On the Behavior of Solutions of Einstein's Equations and Other Geometric Nonlinear Partial Differential Equation Systems

关于爱因斯坦方程和其他几何非线性偏微分方程组解的行为

• 批准号: 1306441
• 负责人: James Isenberg
• 金额: $ 15万
• 依托单位: University of Oregon Eugene
• 依托单位国家: 美国
• 项目类别: Continuing Grant
• 财政年份: 2013
• 资助国家: 美国
• 起止时间: 2013-07-01 至 2020-06-30
• 项目状态: 已结题
• 来源: https://www.nsf.gov/awardsearch/showAward?AWD_ID=1306441&HistoricalAwards=false
• 关键词: Behavior; Solutions; Einstein; Equations; Other

A good portion of this award is devoted to the study of the formation of singularities, both in solutions of Einstein's equations and in solutions of Ricci flow. For Einstein's equations, one of the key issues is Strong Cosmic Censorship ("SCC"): Is it true that the ubiquitous geodesic incompleteness predicted by the Hawking-Penrose theorems generically involve spacetime curvature (and therefore gravitational tidal) blowup? At least in certain families of spacetimes defined by isometries, the determination that the solutions exhibit "AVTD" behavior (dominance of time derivatives of the fields over space derivatives near the singularity) is a very helpful tool for studying SCC, and is interesting in its own right. Some of our work involves the development of a framework for proving that there are large sets of smooth (non-analytic) solutions in these families which show AVTD behavior. Our studies of singularities in Ricci flow have focused on those known as "neckpinches". We have, in particular, shown that there is a discretely parametrized family of Ricci flow solutions which develop "degenerate neckpinches", with the geometry asymptotically approaching a "Bryant soliton" at a prescribed rate (consistent with Type 2 behavior). These solutions are all rotationally symmetric.
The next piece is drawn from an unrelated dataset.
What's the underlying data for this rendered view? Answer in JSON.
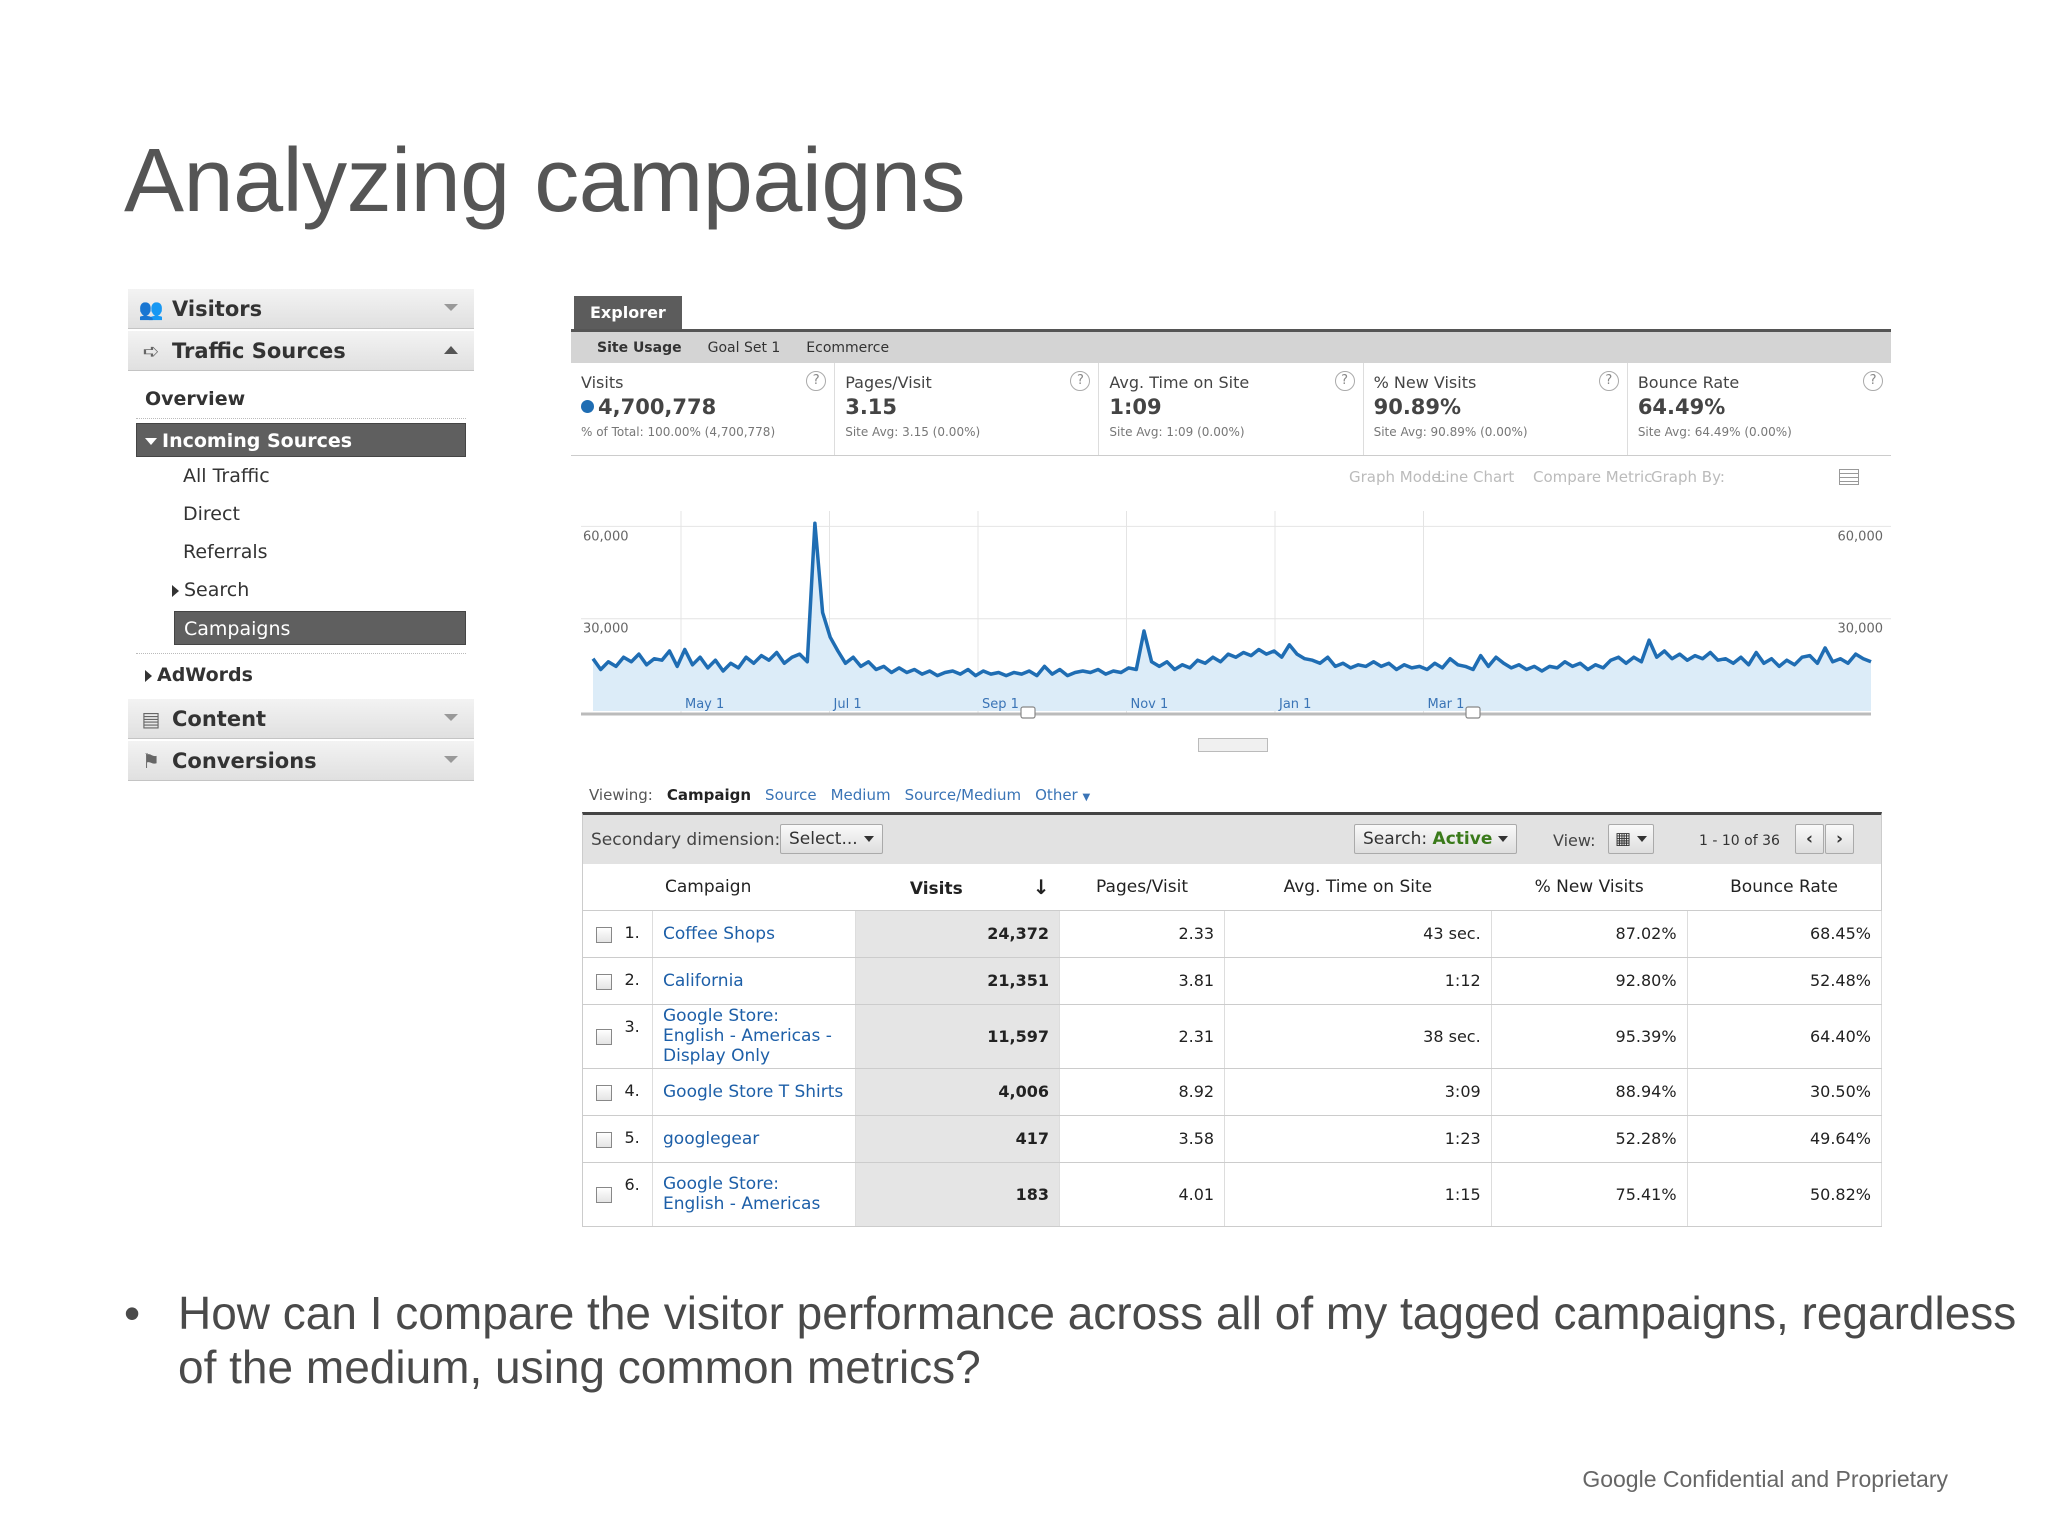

Wanting to know if the detailed asymptotic behavior seen in these solutions is also characteristic of non-rotationally symmetric solutions, we have chosen to first address this issue in the case of mean curvature flow ("MCF"), since MCF neckpinches share many features with those of Ricci flow, and since it is easier with MCF to compare non-rotationally symmetric solutions with rotationally symmetric ones.In the projects discussed above, as well as in many others in my research program, the primary goal is to develop an understanding of the general behavior of large classes of solutions of complicated nonlinear systems of partial differential equations. Such equation systems, which play a major role in our modeling of physical phenomena at the terrestrial scale as well as at the astrophysical/cosmological scale, cannot be solved explicitly. However, using techniques such as those developed and used in this proposal, one can learn a tremendous amount of practical information about the behavior of solutions of these models, and therefore make very useful predictions regarding the behavior of the physical systems modeled by these equation systems.

该奖项的很大一部分致力于研究奇异性的形成，包括爱因斯坦方程的解决方案和RICCI流动的解决方案。对于爱因斯坦的方程式来说，关键问题之一是强大的宇宙审查制度（“ SCC”）：的确，霍金 - 普通定理所预测的无处不在的大地测量不完整是否涉及时空曲率（并因此引力为引力）吗？至少在异构体定义的某些空间家族中，解决方案表现出“ AVTD”行为的决心（在奇异性附近的太空衍生物中的时间导数的优势）是研究SCC的非常有用的工具，并且本身就很有趣。我们的一些工作涉及开发一个框架，以证明这些家庭中表现出AVTD行为的平滑（非分析）解决方案。我们对RICCI流程中奇异性的研究集中在那些被称为“领带”的人。我们特别表明，有一个离散参数化的RICCI流动溶液家族，它们会形成“退化的领带”，而几何形状渐近地接近“ Bryant Soliton”，以处方率（与2型行为一致）。这些溶液在旋转上都是对称的。想要知道这些解决方案中看到的详细渐近行为是否也是非旋转对称解决方案的特征与我的研究计划中的许多其他人一样，主要目标是对偏微分方程的复杂非线性系统的大量解决方案的总体行为理解。这种方程式系统在我们在陆地尺度和天体物理/宇宙学量表上对物理现象的建模中起着重要作用，无法明确解决。但是，使用该提案中开发和使用的技术，可以学习有关这些模型解决方案行为的大量实用信息，因此，对这些方程式系统建模的物理系统的行为做出了非常有用的预测。